Vini Oltrepò Pavese: storia, caratteristiche e vitigni
L'Oltrepò Pavese si estende sulla riva destra del Po, a sud della provincia di Pavia, dove il territorio comincia a salire verso l'Appennino Ligure. Confina con Piemonte, Liguria ed Emilia-Romagna, non a caso: fino al 1859 fece parte amministrativamente del Piemonte. Con 13.500 ettari vitati, è la zona vinicola più estesa della Lombardia.
Quali sono i vitigni dell'Oltrepò Pavese?
Il sottosuolo racconta ere geologiche diverse: pianura di origine quaternaria, collina terziaria, montagna che risale al Mesozoico. I suoli che ne derivano sono altrettanto vari, tra marne, arenarie e argille, con presenza diffusa di calcare. È su questi terreni che crescono i due vitigni chiave della zona.
La Croatina, con circa 4.000 ettari, è il vitigno più coltivato: qui viene chiamata "Bonarda", un nome fuorviante perché la vera Bonarda è un vitigno diverso, generalmente meno pregiato. Il primato di rilevanza qualitativa, però, spetta al Pinot Nero: con oltre 3.000 ettari, l'Oltrepò ha la superficie coltivata a Pinot Nero più estesa di tutta Italia. La sua storia spumantistica qui è lunga. Carlo Giorgi di Vistarino lo piantò nel 1865 e pochi anni dopo iniziò a produrre uno spumante ispirato allo champagne, avviando una tradizione che dura da oltre 150 anni.
Le denominazioni dell'Oltrepò Pavese
Un'unica DOCG e diverse piccole DOC, ognuna con un'identità precisa.
Le altre DOC della zona
Oltre alle etichette più note, l'Oltrepò Pavese conta un numero consistente di piccole DOC monovarietali: Pinot Nero dell'Oltrepò Pavese, Pinot Grigio dell'Oltrepò Pavese, Bonarda dell'Oltrepò Pavese e Casteggio.

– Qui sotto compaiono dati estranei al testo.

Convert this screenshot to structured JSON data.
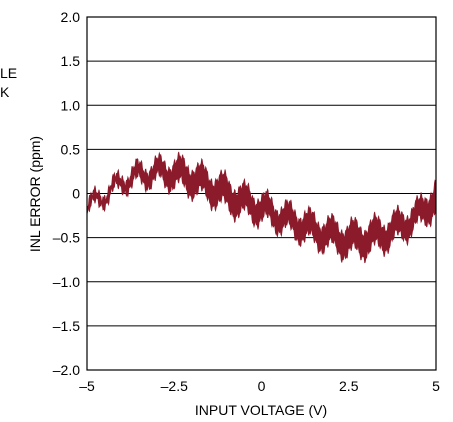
{
  "chart_data": {
    "type": "line",
    "title": "",
    "xlabel": "INPUT VOLTAGE (V)",
    "ylabel": "INL ERROR (ppm)",
    "xlim": [
      -5,
      5
    ],
    "ylim": [
      -2.0,
      2.0
    ],
    "x_ticks": [
      "–5",
      "–2.5",
      "0",
      "2.5",
      "5"
    ],
    "x_tick_values": [
      -5,
      -2.5,
      0,
      2.5,
      5
    ],
    "y_ticks": [
      "2.0",
      "1.5",
      "1.0",
      "0.5",
      "0",
      "–0.5",
      "–1.0",
      "–1.5",
      "–2.0"
    ],
    "y_tick_values": [
      2.0,
      1.5,
      1.0,
      0.5,
      0,
      -0.5,
      -1.0,
      -1.5,
      -2.0
    ],
    "grid": "horizontal",
    "legend_fragment": [
      "LE",
      "K"
    ],
    "series_color": "#8b1a2b",
    "series": [
      {
        "x": [
          -5.0,
          -4.5,
          -4.0,
          -3.5,
          -3.0,
          -2.5,
          -2.0,
          -1.5,
          -1.0,
          -0.5,
          0.0,
          0.5,
          1.0,
          1.5,
          2.0,
          2.5,
          3.0,
          3.5,
          4.0,
          4.5,
          5.0
        ],
        "upper": [
          -0.02,
          0.12,
          0.28,
          0.38,
          0.42,
          0.44,
          0.4,
          0.3,
          0.22,
          0.12,
          0.04,
          -0.06,
          -0.12,
          -0.2,
          -0.26,
          -0.3,
          -0.28,
          -0.24,
          -0.16,
          -0.05,
          0.2
        ],
        "lower": [
          -0.3,
          -0.16,
          -0.02,
          0.04,
          0.06,
          0.02,
          -0.05,
          -0.14,
          -0.24,
          -0.32,
          -0.38,
          -0.46,
          -0.55,
          -0.63,
          -0.7,
          -0.76,
          -0.74,
          -0.68,
          -0.58,
          -0.45,
          -0.28
        ]
      }
    ]
  }
}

Sul fronte dei bianchi, oltre al Pinot Grigio si trovano anche Riesling, Moscato e Malvasia, mentre Chardonnay e Sauvignon Blanc si stanno affermando come new entry di qualità.
I produttori dell'Oltrepò Pavese
Tra i nomi che hanno costruito la reputazione qualitativa della zona spicca Monsupello, noto soprattutto per il suo metodo classico. Ad affiancarlo, altre realtà di riferimento come Tenuta il Bosco, Frecciarossa, Bruno Verdi, Piccolo Bacco dei Quaroni, Bertè & Cordini e Vanzini.